Understanding the Enemy
A Commentary by Lee H. Hamilton, President and Director of the Woodrow Wilson Center
Who is the enemy? Thirty-two months have passed since September 11, 2001, and the answer is elusive. The simple response is al Qaeda. But like many things in our complex world, that answer brings more questions.
Since 9/11, the U.S. and its allies have vigorously pursued Osama bin Laden and his cohorts. We have killed or captured a majority of al Qaeda's leadership, destroyed training camps in Afghanistan, and seized or frozen funds, essentially decimating the organization that hit us on 9/11. Yet terrorist attacks have proliferated in places as diverse as Mombassa, Moscow and Madrid. Even as we have thwarted attacks on the U.S., nearly everyone expects they will come. How can this be?
The problem is that al Qaeda represents an ideological movement, not a finite group of people. It speaks and acts for those in the Islamic world who are disaffected, who aim to roll back Western influence, overthrow corrupt governments, and implement fundamentalist Islamic law and governance in Muslim lands. In this struggle, al Qaeda initiates and inspires. The 9/11 attacks were a call to action. Terrorists who have taken up arms may not carry al Qaeda membership cards, but they share al Qaeda's ideological agenda.
This is how al Qaeda has successfully transformed into a decentralized force. Individual terrorists have scattered around the globe with seeds of terror. Radical groups that used to combat local foes have adopted the al Qaeda goal of killing Americans and Westerners. A litany of grievances – from the Israeli-Palestinian crisis, to the U.S. occupation of Iraq, to Russian actions in Chechnya, to repressive governments in the Arab and Islamic world seemingly supported by Washington – are pulled together into a one size fits all package of hatred of the United States. When images emerge like the pictures of prisoner abuse in Iraq, they are beamed around the world, feeding this hatred.

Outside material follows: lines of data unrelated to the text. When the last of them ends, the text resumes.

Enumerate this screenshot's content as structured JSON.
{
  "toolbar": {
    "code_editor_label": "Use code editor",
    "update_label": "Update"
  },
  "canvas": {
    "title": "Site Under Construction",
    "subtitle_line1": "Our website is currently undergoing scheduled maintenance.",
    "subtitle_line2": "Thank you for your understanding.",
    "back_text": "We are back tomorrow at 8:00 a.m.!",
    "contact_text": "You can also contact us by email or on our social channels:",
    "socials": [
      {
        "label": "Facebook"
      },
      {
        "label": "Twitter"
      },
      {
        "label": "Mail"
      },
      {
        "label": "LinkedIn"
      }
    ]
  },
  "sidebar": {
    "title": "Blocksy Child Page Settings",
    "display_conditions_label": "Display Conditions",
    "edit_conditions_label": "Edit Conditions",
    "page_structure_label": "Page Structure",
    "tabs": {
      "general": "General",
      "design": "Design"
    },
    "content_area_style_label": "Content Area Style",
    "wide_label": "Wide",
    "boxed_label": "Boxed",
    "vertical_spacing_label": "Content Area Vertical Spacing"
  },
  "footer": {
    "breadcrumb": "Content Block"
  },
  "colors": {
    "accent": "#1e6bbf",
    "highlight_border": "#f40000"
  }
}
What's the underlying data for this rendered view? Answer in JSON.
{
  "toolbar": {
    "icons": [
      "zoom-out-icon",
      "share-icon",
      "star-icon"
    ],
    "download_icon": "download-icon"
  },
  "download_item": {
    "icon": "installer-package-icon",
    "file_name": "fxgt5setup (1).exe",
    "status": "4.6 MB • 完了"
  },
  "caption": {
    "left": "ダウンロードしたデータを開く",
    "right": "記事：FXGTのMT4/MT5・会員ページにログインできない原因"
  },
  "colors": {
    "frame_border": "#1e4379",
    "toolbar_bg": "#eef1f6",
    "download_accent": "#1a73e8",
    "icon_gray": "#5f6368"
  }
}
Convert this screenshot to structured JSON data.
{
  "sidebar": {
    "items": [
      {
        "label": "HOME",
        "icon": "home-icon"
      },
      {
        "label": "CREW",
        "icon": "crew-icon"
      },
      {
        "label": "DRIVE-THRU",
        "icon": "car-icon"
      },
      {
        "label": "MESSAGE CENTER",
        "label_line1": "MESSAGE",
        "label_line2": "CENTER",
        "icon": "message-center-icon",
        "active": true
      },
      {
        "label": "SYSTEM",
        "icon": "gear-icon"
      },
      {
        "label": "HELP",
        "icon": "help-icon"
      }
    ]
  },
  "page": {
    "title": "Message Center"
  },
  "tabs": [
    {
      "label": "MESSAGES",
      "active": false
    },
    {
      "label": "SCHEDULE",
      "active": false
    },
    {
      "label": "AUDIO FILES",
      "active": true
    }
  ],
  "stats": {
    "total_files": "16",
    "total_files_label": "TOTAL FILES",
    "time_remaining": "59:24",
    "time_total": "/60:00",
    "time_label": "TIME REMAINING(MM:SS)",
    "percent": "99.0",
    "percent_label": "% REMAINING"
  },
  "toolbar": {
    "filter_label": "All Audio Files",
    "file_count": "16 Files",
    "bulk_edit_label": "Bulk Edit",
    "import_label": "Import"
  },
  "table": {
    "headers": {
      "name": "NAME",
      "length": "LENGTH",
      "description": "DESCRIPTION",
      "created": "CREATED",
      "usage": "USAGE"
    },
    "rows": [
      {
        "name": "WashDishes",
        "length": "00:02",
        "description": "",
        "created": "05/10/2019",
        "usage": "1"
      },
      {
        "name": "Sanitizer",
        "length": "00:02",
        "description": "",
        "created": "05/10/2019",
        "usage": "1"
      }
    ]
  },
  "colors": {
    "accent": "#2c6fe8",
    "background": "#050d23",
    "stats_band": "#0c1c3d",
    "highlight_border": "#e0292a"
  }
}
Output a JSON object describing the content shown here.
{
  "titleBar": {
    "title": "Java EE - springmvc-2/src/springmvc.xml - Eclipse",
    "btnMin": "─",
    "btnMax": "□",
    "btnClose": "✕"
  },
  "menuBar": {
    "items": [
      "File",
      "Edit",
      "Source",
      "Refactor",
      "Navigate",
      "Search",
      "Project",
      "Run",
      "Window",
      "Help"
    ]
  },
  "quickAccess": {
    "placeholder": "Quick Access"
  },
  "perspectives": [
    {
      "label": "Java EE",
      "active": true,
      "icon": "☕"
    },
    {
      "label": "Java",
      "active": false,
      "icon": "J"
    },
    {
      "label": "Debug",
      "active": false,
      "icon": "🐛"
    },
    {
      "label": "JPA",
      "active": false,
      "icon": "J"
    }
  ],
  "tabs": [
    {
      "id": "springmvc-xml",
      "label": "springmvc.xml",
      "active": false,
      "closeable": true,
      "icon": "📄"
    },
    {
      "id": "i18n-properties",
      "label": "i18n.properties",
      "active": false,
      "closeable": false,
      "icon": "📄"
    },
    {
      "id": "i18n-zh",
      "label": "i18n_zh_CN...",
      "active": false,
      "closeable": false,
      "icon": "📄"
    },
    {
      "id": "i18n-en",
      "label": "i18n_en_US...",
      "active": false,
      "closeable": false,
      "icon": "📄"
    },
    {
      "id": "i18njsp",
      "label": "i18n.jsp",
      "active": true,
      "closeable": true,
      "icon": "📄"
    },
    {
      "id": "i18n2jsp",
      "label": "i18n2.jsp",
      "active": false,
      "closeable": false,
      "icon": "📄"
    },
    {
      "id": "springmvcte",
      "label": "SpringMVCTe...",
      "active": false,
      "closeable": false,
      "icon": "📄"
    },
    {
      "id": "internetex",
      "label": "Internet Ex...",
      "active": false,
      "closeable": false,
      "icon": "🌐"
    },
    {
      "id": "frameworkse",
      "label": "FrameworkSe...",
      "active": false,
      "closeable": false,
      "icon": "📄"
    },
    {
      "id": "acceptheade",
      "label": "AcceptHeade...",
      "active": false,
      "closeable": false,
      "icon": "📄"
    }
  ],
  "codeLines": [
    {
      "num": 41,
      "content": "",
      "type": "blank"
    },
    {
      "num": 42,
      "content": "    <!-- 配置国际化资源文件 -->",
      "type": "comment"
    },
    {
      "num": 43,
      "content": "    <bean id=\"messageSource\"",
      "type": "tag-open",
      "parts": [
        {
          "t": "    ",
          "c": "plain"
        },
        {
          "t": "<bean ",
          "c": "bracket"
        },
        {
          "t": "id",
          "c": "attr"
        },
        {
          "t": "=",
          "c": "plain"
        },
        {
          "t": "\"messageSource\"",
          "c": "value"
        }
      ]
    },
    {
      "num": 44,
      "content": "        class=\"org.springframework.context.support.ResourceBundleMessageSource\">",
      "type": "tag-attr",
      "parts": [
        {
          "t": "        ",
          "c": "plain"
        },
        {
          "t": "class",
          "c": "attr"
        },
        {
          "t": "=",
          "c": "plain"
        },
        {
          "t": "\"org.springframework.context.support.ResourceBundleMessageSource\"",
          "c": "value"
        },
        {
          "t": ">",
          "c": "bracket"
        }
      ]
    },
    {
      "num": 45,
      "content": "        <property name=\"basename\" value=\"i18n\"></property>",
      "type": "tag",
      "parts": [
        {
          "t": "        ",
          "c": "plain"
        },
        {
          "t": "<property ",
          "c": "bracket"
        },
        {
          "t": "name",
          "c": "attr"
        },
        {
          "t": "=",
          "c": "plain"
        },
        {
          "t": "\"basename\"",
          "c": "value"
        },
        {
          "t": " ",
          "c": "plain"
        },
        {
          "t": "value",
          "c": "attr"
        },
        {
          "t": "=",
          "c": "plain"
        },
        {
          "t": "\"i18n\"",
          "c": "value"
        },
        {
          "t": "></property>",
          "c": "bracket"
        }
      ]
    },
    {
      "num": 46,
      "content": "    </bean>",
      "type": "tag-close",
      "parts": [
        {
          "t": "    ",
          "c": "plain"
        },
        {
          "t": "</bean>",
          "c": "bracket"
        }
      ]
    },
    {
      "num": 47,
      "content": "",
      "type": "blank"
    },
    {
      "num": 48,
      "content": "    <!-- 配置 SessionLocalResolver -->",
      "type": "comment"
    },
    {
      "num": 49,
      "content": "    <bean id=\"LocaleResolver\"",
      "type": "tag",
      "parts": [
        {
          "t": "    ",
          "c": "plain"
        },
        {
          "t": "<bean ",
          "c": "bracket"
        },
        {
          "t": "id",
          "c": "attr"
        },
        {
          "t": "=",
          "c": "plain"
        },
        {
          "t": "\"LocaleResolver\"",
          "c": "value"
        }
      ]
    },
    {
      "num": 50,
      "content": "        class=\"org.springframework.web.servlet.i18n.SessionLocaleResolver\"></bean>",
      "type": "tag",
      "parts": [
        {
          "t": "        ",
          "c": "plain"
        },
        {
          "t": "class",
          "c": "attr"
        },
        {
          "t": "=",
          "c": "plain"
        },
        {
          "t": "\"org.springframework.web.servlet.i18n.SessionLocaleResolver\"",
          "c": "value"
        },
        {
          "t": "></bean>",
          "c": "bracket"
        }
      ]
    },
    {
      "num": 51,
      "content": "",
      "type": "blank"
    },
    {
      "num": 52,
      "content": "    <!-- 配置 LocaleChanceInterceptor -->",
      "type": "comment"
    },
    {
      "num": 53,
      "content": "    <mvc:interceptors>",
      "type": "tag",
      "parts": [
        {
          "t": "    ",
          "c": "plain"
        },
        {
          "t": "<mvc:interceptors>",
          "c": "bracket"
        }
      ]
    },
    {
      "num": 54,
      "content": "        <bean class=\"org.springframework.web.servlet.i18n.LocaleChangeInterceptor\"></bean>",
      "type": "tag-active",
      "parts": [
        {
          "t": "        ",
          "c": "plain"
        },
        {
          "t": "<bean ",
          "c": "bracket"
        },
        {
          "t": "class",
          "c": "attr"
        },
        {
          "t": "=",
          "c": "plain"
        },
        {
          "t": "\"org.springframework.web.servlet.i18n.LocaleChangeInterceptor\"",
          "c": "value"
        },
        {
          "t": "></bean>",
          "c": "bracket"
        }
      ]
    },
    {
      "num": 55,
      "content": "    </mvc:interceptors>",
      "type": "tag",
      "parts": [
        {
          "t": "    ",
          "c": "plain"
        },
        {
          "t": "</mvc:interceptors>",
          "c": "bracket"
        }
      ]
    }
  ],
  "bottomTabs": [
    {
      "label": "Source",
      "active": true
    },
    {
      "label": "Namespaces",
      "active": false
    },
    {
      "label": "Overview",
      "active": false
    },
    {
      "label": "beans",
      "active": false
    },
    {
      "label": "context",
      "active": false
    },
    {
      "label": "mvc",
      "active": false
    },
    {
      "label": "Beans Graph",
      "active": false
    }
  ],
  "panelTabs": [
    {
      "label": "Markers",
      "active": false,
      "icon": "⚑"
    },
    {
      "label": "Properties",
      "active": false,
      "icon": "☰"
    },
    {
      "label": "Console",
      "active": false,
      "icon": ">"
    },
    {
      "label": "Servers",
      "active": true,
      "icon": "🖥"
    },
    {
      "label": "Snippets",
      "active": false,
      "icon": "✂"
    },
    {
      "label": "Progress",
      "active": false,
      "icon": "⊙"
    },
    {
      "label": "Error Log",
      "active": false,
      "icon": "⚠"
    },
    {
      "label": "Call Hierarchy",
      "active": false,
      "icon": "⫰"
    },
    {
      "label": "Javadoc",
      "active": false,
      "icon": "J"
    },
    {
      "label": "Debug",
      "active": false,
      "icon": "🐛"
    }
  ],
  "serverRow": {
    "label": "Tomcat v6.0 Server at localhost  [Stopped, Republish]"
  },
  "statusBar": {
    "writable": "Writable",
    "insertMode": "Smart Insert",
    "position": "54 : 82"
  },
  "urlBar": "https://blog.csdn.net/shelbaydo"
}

In this way, al Qaeda's jihad continues, even as al Qaeda's ability to wage jihad is hindered. Al Qaeda leadership has less ability to issue commands, distribute funds or provide training. But it doesn't have to. The post-9/11 generation of terrorists is flexible enough to operate on its own – making alliances with local extremists in the suburbs of Madrid or the archipelago of Indonesia; raising funds; recruiting angry and disaffected young people; carrying out attacks. These scattered terrorist cells are hubs in a loosely connected global network, united in purpose, if not in operation.
Emblematic of this transformation is Osama bin Laden, who is almost certainly unable to organize major attacks from his hideouts. It is, of course, extremely important that the U.S. capture or kill bin Laden – it would send a message of American resolve, and demoralize some of the terrorists. But capturing or killing bin Laden would not end the terror. The new generation of terrorists looks to him for inspiration, not direction. He could provide the same inspiration in death that he does now.
So what is the U.S. to do? Fighting terrorism is now at the center of American foreign policy. But terrorism is a tactic, not an identifiable enemy. Should we fight anti-Israeli groups like Hamas or Hizbollah? Ethnic separatist groups like Sri Lanka's Tamil Tigers or the Basque ETA? Combating only the core of al Qaeda would be too narrow, ignoring like-minded groups that al Qaeda has spawned. But fighting terrorism writ-large is too broad. After all, to take on everyone is to focus on no one, and eliminating the tactic of terrorism is impossible.
In World War II, we knew that the enemy could be found in governments in Tokyo and Berlin. In the Cold War, we knew that an ideological foe was headquartered in the Kremlin. In our current conflict, we may be "winning" in the sense that we are eliminating al Qaeda, the group that attacked us. But our very actions may be provoking new groups to take up arms. The attacks of the future will likely come from people whose names we do not yet know, from places we cannot entirely foresee, through methods we have not imagined.
What we do know is the ideology that confronts us. To defeat al Qaeda and its offspring, we must destroy more than terrorists and organizations. We must work with our own like-minded friends and allies, especially in the Islamic world, to destroy the legitimacy of an ideology that perverts one of the world's great religions.